In Morris County, 7x17 Contact Print

It was a busy Fall but I managed to squeeze one photo outing into the schedule. I had photographed this location before with the 8×10, but from that photo, I knew this scene was perfect for the 7×17. Not much had changed here in four years. Fortunately, the weather was good for this one day. Loaded up the trusty 7×17 into the trusty Ford Ranger pickup and off we went. The location is a few miles northeast of Strong City, Kansas.

New Showing and New Video

Once again, its been a while since I made a blog entry. Its not that I’m lazy, which is always debatable. It more that I’ve been busy with a great many things.

However, today, I hung a small showing of my prints at the Lawrence Bank, located at 9th and New Hampshire in Lawrence, Ks.  Included in the show is the 20×40 inch Flint Hills triptych, “Road CR-2, Greenwood County”. Please stop by and view if you can.

Back in December, we purchased a Canon HV30 high definition video camera. I had been having yearnings to get a film movie camera, but the production costs really rack up fast, and they wind up being digital videos anyway.  The HV30 is a wonderful little camera, with capability far in excess of its diminuative size. Thus, with a few video skills under my belt, and with the aid of the editing software, I’ve created a small self-promotion video (which includes authentic Flint Hills wind in the sound track). Here it is:

Two Black & White Still Lifes

Thistle 16

Thistle 16

One thing I truly love about large format photography is doing still lifes. I It may look simple but I’ve found still lifes to be hard work. Everything has to be perfect and its always a challenge to get there.

Thistle 16 was taken on Ilford FP4+ film, 4×5 sheet. I developed the negative in Pyrocat-HD developer using the extreme minimal agitation technique. My “studio” was set up in the backyard, draping a spare dark cloth over the grill for the background. The sun was high and to the right rear.

Rose 2006

Rose 2006

Rose 2006 was done indoors on the dining room table, natural light, using Polaroid Type 55 positive/negative film.

Hope you enjoy!

A Black and White Landscape from Western Kansas

Monument Rocks #2

Monument Rocks #2

Monument Rocks, Gove County, Kansas. This is what black and white photography is all about. Taking the seemingly bland and lifeless and transforming it into an abstraction of tone and texture. This was taken in full afternoon summer sun. The shadow in the lower parts is from the adjacent rock formations.
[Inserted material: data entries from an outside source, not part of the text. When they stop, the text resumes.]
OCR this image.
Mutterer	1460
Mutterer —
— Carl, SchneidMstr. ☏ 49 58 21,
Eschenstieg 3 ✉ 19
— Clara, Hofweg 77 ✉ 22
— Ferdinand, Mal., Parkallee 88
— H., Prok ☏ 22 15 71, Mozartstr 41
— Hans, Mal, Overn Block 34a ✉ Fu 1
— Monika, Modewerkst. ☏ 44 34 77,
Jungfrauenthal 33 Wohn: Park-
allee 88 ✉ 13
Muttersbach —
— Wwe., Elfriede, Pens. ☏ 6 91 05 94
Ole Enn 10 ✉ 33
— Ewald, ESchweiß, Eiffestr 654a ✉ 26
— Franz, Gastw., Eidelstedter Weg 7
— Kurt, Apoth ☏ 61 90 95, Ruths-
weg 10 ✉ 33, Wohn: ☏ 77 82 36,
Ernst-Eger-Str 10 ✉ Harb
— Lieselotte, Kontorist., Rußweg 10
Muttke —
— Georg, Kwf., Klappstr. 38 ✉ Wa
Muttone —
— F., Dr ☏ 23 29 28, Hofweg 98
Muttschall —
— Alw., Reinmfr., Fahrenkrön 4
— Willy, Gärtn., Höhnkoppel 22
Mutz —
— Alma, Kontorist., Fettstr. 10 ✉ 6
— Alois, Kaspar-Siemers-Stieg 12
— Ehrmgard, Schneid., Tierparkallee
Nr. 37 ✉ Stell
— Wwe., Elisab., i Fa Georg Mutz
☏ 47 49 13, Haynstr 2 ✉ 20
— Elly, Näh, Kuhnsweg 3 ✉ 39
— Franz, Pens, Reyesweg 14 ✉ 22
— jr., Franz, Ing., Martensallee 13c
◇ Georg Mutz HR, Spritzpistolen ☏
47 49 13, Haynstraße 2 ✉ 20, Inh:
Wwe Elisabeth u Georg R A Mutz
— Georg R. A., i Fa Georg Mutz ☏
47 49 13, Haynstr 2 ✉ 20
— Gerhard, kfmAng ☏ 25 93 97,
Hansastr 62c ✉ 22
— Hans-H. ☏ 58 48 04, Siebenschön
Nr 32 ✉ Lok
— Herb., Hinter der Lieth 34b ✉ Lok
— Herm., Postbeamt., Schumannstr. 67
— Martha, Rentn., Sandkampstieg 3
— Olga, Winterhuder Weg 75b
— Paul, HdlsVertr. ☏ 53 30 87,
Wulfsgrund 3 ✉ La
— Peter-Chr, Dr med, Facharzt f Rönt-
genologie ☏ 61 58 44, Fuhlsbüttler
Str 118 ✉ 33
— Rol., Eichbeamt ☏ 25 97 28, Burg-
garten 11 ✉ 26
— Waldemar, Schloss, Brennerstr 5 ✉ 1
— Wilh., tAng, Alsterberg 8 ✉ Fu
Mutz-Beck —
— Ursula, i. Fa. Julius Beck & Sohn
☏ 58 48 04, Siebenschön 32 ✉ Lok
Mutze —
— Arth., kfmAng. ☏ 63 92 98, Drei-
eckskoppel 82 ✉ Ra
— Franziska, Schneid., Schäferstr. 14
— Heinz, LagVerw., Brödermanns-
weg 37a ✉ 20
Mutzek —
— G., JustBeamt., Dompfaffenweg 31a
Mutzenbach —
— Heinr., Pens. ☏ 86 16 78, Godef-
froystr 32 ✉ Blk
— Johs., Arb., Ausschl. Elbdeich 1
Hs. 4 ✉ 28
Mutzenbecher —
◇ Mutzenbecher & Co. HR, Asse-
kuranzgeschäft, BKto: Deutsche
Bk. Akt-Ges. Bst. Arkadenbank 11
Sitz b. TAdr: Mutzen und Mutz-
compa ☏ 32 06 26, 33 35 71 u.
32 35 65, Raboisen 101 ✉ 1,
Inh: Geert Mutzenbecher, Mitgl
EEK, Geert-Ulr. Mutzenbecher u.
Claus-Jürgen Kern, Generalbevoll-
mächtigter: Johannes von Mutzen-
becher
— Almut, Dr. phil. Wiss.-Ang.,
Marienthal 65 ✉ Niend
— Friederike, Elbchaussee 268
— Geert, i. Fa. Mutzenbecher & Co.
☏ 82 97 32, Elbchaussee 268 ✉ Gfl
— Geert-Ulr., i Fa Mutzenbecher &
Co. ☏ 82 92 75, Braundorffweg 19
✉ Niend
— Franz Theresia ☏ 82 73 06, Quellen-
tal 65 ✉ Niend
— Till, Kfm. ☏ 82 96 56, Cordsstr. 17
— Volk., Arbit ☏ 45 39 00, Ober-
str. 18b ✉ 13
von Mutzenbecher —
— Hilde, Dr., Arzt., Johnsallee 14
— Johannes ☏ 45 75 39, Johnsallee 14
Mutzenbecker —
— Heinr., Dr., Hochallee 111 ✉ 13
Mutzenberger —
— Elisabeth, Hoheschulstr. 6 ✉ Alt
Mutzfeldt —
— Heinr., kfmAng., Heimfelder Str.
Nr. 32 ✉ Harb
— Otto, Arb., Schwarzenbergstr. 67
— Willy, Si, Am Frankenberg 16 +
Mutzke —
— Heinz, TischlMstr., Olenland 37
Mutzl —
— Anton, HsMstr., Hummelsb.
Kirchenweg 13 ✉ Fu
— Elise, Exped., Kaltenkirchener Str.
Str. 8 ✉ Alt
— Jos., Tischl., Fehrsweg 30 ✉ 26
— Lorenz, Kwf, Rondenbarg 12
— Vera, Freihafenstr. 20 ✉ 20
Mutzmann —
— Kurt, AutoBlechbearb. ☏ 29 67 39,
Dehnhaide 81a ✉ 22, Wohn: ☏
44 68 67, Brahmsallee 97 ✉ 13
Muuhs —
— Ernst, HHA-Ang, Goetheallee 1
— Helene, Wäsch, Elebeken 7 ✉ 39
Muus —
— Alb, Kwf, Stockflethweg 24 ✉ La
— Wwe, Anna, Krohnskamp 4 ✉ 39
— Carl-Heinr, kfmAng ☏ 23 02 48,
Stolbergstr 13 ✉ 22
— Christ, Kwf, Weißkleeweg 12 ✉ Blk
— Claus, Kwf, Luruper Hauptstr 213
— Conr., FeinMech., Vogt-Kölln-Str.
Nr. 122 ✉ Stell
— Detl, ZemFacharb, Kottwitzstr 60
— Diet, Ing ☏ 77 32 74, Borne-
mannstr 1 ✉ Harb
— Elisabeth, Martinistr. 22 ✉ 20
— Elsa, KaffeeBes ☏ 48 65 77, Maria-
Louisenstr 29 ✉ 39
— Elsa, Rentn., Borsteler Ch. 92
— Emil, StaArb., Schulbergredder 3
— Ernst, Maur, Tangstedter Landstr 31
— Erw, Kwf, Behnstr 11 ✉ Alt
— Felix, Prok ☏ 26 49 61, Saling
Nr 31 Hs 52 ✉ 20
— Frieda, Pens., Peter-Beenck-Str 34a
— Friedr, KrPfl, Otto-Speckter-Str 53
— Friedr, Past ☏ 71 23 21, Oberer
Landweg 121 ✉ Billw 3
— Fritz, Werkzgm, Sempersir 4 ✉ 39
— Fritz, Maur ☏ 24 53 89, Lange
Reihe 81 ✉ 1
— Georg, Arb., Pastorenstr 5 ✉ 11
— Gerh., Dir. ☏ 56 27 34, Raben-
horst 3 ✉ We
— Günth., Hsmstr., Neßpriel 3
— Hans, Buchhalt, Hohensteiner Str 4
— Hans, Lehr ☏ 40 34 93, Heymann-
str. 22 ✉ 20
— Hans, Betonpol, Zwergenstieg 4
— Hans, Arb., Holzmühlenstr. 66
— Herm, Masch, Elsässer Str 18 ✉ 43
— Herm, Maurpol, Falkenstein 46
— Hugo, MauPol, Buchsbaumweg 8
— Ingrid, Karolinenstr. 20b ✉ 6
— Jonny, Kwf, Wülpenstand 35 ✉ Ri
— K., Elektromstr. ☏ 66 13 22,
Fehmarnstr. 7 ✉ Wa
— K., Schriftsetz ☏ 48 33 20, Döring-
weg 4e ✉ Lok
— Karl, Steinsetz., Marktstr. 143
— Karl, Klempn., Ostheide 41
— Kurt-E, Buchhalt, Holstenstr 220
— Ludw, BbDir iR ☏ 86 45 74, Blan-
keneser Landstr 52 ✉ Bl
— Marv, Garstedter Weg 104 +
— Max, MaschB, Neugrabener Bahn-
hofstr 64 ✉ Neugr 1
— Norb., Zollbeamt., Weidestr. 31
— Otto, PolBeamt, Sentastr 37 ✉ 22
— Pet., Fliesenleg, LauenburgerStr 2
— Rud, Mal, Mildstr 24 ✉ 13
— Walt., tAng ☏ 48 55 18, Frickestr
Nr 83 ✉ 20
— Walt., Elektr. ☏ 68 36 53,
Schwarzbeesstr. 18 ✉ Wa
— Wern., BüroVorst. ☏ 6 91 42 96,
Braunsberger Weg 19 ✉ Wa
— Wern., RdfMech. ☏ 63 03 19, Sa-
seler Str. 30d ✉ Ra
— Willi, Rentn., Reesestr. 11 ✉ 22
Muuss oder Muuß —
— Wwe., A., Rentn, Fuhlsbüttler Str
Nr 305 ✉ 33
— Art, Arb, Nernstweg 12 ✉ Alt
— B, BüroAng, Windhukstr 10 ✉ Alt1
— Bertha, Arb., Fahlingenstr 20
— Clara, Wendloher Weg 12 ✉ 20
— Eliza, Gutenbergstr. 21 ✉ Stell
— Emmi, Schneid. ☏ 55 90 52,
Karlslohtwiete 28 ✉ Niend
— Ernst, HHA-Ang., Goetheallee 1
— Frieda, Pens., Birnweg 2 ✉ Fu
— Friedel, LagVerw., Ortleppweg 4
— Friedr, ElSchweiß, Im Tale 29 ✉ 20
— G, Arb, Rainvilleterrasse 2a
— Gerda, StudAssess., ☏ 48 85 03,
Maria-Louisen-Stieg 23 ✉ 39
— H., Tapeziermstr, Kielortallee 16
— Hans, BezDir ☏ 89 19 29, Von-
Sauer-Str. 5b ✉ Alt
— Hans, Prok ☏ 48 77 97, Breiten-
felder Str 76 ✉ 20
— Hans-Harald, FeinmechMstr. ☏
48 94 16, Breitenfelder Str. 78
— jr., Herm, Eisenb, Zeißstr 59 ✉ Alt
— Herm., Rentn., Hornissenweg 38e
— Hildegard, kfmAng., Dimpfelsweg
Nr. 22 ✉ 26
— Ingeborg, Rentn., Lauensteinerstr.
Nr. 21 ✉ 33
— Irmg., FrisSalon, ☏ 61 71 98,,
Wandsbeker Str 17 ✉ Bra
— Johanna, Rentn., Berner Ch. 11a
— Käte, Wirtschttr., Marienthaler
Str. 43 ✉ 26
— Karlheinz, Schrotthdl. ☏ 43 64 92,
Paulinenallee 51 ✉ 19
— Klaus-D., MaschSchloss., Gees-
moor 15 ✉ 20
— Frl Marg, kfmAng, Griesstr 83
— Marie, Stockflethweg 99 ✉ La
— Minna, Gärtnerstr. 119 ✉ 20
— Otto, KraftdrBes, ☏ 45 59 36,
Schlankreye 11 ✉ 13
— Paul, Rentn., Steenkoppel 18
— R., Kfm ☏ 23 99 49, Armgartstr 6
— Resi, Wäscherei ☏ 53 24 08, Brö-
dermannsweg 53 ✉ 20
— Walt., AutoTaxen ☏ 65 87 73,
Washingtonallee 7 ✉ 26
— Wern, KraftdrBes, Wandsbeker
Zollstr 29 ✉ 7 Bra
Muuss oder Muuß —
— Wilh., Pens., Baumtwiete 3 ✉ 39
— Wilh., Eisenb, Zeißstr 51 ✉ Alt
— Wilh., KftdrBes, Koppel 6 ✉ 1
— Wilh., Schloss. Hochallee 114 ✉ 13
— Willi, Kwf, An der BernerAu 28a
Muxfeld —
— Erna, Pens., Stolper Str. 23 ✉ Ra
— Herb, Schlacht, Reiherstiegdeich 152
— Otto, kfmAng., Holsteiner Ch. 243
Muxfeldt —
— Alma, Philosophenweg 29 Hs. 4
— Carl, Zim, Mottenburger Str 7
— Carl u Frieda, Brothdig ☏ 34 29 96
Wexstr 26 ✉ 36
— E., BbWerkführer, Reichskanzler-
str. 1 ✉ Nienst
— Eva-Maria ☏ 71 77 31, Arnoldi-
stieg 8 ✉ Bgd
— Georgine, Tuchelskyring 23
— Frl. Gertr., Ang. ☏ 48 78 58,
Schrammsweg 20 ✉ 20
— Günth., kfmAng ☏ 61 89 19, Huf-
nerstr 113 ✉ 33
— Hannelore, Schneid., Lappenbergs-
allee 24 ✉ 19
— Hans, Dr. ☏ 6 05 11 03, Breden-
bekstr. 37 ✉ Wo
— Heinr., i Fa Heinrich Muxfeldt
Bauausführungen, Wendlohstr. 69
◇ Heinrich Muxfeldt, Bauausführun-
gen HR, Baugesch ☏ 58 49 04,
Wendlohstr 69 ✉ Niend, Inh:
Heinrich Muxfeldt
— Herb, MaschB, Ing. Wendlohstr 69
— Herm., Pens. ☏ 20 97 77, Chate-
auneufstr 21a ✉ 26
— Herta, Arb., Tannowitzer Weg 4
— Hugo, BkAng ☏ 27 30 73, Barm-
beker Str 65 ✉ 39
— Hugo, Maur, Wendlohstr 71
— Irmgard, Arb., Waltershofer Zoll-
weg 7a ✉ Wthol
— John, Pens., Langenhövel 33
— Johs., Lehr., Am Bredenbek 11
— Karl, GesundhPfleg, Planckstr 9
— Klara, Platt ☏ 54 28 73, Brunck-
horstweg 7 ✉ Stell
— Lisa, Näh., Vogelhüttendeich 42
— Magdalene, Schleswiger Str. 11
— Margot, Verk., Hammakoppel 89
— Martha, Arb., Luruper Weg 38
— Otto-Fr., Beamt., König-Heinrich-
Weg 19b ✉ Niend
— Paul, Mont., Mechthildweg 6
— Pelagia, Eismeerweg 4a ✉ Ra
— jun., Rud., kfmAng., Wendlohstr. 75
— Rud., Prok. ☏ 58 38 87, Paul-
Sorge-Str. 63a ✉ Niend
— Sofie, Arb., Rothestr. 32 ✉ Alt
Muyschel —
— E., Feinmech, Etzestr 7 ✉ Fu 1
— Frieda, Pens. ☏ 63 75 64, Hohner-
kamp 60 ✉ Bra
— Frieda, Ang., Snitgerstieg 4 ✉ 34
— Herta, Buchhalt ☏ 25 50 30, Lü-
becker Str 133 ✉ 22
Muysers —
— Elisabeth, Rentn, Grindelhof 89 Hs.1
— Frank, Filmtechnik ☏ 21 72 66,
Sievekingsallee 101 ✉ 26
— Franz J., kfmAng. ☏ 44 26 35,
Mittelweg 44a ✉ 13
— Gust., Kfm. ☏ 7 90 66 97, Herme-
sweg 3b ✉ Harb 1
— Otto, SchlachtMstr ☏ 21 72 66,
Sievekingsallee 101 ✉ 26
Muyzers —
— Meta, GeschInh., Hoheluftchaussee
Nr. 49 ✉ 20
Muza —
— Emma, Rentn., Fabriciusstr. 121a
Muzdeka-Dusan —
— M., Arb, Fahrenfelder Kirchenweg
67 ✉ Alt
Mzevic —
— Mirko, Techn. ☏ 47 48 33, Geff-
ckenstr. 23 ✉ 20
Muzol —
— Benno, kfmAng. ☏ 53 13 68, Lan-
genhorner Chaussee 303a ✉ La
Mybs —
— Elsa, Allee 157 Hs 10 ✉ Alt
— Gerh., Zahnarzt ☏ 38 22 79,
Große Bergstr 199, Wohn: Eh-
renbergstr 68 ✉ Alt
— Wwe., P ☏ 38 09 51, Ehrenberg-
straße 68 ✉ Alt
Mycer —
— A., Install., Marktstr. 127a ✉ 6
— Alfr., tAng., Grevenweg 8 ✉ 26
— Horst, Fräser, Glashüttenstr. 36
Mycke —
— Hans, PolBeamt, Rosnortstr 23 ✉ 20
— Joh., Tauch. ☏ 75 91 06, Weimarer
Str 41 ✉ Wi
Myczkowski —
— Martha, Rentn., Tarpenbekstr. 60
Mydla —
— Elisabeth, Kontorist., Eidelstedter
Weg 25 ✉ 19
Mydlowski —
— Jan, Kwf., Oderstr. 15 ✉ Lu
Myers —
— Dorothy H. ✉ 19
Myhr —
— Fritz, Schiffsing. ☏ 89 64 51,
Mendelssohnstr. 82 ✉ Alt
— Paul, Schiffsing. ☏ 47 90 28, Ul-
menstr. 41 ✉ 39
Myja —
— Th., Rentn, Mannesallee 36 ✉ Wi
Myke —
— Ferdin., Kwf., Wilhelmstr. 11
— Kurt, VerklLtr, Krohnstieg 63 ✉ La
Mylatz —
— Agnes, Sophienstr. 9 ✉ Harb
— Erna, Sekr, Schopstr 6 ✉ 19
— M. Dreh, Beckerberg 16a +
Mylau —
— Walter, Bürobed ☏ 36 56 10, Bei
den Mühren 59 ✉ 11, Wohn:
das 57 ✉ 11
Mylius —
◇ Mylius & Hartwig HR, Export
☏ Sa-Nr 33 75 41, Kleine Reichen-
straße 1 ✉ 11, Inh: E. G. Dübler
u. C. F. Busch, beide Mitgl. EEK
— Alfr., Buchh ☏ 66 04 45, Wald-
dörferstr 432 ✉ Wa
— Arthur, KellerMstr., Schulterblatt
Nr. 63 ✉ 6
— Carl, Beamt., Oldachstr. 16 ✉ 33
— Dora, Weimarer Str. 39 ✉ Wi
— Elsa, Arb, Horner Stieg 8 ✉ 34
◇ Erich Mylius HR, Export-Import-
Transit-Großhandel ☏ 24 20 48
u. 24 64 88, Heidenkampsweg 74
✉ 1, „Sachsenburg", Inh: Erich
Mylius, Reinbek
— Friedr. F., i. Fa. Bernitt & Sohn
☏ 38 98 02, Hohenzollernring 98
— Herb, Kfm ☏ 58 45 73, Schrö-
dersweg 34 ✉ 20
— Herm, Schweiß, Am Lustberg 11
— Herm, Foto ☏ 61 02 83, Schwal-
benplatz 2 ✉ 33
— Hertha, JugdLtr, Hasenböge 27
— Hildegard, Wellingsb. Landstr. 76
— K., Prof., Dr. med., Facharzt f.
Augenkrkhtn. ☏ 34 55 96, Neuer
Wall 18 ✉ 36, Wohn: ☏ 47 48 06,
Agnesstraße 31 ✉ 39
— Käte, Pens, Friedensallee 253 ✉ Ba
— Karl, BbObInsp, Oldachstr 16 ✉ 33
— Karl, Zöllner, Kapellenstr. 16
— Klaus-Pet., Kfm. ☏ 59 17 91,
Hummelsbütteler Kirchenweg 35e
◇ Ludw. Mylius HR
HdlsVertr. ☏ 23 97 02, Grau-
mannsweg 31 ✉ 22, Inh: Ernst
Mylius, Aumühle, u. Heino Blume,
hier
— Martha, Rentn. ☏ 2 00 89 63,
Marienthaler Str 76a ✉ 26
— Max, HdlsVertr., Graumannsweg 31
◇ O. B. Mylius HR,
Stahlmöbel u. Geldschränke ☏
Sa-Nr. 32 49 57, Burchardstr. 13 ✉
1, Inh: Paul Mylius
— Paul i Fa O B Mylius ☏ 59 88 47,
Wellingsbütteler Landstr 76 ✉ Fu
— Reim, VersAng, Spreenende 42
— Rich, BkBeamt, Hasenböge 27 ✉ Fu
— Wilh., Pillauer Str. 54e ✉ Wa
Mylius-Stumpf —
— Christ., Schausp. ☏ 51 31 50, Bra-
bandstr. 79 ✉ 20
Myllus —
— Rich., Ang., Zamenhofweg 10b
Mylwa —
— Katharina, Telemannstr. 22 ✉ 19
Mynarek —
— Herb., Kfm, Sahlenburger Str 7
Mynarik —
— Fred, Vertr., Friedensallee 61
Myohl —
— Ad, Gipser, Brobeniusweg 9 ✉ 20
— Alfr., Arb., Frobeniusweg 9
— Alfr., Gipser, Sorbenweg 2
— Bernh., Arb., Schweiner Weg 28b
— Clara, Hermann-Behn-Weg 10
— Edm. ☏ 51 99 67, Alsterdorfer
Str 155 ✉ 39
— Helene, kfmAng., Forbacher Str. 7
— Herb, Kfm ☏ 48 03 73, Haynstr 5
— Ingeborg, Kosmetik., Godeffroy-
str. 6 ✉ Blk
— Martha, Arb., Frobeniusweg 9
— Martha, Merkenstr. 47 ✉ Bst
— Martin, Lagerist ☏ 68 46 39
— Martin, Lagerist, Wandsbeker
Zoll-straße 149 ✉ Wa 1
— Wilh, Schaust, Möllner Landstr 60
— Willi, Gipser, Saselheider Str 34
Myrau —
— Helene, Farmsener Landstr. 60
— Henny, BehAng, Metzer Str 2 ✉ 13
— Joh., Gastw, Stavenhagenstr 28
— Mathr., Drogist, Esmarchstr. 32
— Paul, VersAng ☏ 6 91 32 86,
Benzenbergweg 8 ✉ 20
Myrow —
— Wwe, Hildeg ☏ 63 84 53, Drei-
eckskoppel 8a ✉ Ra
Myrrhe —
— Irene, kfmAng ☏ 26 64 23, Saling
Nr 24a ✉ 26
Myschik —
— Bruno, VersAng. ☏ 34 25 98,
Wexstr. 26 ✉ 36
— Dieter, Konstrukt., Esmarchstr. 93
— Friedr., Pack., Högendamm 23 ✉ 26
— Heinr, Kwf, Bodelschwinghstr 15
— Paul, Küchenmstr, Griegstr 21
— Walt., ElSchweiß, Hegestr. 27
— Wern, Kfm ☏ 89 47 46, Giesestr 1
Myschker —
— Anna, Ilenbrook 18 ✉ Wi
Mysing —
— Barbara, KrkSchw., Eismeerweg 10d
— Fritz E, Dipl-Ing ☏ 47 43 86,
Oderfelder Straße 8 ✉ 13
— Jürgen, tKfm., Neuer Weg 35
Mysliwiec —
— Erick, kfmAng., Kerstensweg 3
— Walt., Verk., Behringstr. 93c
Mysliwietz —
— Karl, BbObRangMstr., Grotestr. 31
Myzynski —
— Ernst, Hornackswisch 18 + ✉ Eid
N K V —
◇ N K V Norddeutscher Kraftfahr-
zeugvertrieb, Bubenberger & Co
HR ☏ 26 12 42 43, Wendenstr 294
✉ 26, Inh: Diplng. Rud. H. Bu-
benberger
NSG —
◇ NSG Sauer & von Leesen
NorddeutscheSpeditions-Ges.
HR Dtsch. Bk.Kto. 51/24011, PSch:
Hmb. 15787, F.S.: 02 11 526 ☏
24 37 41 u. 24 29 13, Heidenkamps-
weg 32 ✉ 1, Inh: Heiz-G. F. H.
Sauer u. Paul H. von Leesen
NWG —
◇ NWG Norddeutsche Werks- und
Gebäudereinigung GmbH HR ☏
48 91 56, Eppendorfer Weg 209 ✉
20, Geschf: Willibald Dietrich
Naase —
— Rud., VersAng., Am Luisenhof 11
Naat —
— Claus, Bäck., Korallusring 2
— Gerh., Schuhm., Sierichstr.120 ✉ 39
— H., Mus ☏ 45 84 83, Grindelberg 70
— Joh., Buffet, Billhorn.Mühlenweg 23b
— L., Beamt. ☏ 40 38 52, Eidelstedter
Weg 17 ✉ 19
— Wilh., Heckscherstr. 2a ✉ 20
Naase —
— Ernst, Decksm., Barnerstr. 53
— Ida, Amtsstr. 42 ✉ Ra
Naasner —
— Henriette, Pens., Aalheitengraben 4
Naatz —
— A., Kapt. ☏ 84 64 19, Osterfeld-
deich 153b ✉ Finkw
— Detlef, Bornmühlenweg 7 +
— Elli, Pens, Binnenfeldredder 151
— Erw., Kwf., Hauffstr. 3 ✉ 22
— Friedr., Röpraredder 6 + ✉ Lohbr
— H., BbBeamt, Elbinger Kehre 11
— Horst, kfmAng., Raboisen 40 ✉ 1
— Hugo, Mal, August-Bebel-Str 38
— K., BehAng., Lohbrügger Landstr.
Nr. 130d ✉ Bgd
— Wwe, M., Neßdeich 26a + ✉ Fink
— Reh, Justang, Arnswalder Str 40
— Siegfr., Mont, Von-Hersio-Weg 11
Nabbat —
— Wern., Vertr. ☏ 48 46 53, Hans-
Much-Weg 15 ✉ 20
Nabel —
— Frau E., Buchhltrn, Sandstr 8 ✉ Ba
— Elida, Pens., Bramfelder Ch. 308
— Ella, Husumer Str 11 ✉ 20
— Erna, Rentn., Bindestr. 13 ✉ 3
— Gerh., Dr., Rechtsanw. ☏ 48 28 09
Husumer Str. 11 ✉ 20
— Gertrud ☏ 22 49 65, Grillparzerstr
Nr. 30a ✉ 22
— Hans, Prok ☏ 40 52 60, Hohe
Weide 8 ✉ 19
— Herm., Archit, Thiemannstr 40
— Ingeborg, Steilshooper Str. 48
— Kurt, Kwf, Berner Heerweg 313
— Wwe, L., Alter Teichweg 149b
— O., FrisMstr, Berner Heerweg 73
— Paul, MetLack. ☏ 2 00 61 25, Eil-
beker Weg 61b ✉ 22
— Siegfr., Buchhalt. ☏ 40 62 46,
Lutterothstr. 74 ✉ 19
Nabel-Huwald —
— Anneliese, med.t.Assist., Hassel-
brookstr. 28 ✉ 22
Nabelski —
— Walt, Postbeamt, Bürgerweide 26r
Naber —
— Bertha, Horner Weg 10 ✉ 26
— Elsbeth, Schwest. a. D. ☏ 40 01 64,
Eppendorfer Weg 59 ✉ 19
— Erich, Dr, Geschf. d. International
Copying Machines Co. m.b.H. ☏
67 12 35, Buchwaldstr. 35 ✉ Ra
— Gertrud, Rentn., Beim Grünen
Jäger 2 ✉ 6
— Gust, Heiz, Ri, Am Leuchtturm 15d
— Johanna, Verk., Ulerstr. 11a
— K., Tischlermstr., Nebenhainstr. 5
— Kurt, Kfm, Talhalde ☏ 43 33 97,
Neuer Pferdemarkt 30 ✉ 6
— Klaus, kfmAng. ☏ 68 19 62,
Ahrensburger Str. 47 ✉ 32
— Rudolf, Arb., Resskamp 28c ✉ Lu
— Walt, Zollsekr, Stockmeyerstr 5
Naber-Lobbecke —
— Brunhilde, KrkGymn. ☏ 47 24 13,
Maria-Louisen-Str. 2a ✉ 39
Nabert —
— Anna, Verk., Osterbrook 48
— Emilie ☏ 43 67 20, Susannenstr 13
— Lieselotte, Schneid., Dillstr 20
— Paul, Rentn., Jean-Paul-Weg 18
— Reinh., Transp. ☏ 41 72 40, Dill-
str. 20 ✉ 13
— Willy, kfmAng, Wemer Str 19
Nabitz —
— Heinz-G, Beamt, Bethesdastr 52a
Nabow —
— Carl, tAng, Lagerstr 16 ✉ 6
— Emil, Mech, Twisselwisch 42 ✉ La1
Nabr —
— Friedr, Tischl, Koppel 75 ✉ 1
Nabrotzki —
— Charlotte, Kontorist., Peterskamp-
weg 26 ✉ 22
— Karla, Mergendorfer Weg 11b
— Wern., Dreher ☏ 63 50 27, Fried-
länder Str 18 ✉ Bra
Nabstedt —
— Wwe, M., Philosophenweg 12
This negative is what sold me on the new Kodak Tmax 400 film. Contrast range on the subject was extreme yet the main subject is very flat. Developed in Pyrocat HD with extreme minimal agitation. The negative came out very dense requiring split grade printing.

An 11×14 print of Monument Rocks #2 will be on display at the Emporia Artist Walk along with my Kansas Flint Hill landscapes.

Emporia Artist Walk & Flint Hills Landscapes

I will be located in the Pyramid Pizza building, 11 East 6th, downtown Emporia. The Emporia Artist Walk is Saturday, 18 April from 10 am to 4 pm.

With me at Pyramid Pizza will be Rachel Ferrara, a finely talented up-and-coming young photographer. Rachel is Fine Arts student at Emporia State University majoring in photography. I made this video of her senior project show last January.

I finished mounting the big Flint Hills prints. Quite the project to get that big triptych mounted. The final matted size is 40×20 inches. My Emporia  Artist Walk display will feature Black & White Flint Hills landscapes from Chase County, Greenwood County, Wabaunsee County, and Geary County.

Hope to see you at the Artist Walk.

On Road CR-2, Greenwood County

On Road CR-2, Greenwood County

Near Texaco Hill, Chase County

Near Texaco Hill, Chase County

Emporia Artist Walk

Moving into the final countdown for the Emporia Artist Walk. The event takes place on Saturday, 18 April from 10 am to 4 pm, in downtown Emporia.

I’ve been printing more Flint Hills diptychs today. I’ve got to say, those 11×14 prints really make me feel like I’m back in the Hills. Wish I could print them on 20×24. Maybe someday!

Hope you make it to the Artist Walk.